Le criticità si concentreranno nelle giornate di sabato 21, domenica 22 e lunedì 23 marzo, ma i disagi potrebbero proseguire anche martedì 24 marzo, qualora le operazioni di scrutinio si protraggano oltre la mezzanotte. Possibili ripercussioni anche nei giorni successivi, a causa del recupero dei riposi non goduti dal personale impegnato nelle attività elettorali.
Secondo i dati disponibili, le assenze legate agli incarichi nei seggi superano il 40% del personale, una percentuale che non include il fisiologico tasso di assenteismo dovuto a malattie, infortuni e altri permessi. Al momento, secondo quando dichiarato da Kyma Mobilità in una nota, sono già oltre 100 le comunicazioni di dipendenti coinvolti nelle operazioni elettorali, in larga parte autisti. Un numero destinato ad aumentare fino all’apertura dei seggi.

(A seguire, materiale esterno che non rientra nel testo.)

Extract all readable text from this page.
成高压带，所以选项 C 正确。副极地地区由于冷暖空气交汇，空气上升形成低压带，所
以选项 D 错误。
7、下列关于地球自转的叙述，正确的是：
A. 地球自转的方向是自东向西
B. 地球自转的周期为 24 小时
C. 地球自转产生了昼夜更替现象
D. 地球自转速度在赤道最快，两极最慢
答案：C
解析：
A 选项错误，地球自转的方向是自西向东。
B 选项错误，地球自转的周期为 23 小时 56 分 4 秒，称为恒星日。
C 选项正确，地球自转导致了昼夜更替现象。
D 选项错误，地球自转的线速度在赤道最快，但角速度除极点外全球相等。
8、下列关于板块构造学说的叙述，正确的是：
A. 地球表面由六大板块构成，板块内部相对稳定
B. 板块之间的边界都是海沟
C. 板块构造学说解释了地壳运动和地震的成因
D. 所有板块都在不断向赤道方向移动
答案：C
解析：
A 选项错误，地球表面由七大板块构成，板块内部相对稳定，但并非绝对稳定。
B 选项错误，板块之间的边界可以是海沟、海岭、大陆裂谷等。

Per contenere i disagi, l’azienda ha disposto la sospensione di ferie e permessi sindacali retribuiti per il personale di guida nel periodo compreso tra il 21 e il 24 marzo. L’obiettivo, fanno sapere da Kyma Mobilità, è limitare al massimo l’impatto sui cittadini che utilizzano quotidianamente il servizio di autobus.